Außerdem finde ich den Hintergrund so gleichmäßig verschwommen, dass ich mir das nur so erklären kann (gaußscher Weichzeichner).

Klärt mich ruhig auf, aber wie genau kann ma eine Blende einstellen um alles was 5cm bis unendlich hinterm Vogel so krass unscharf ist, der Vogel aber auch durch und durch zu 100% scharf ist?

Wenn nur fotofrafiert wurde war es auf jeden Fall ein "Profi".


----------



## Leola13 (5. November 2004)

Hai,

Ergebnis der Berechnung aus meinem ersten Post  ;-] 

Objektiv 210 mm,  Blende 5.6,  Entfernung des Vogels 5 m (auf dem Baum sitzend)

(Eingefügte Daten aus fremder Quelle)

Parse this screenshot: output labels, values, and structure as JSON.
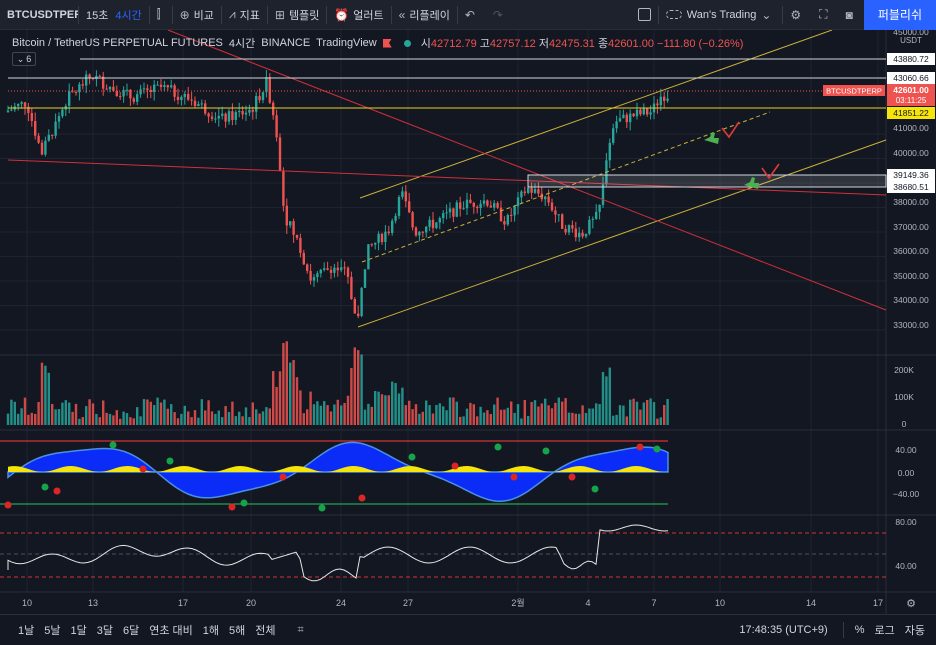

Nahgrenze 4,902,  Weitgrenze  5,102  = Schärfentiefe 0,201 m 

d.h. der Spatz ist scharf, der Wald dahinter unscharf.
Bleibt die Frage zu klären ob der unscharfe Wald eine so schön gleichmässige Farbe hat.

Ciao Stefan


----------



## Sebastianus (5. November 2004)

Aber um mal auf die Ursprungsfrage zurückzukommen - nein, ich glaube nicht, dass es mit einer A85 möglich ist so ein Foto zu machen - du brauchst schon ein gutes Tele um einen solchen Effekt zu erzielen, ohne dass dir der Vogel davonfliegt und der Hintergrund so extrem scharf ist - denke, dass es so auch nur mit 400mm oder so wirklich möglich ist, evtl natürlich dann 200mm mit Konverter!


----------



## maaary (10. November 2004)

mhm ok...danke erstmal 
Vieviel kostet so ein Objektiv?


----------



## maaary (10. November 2004)

Hat sich erledigt,hab ein Tele gefunden!


----------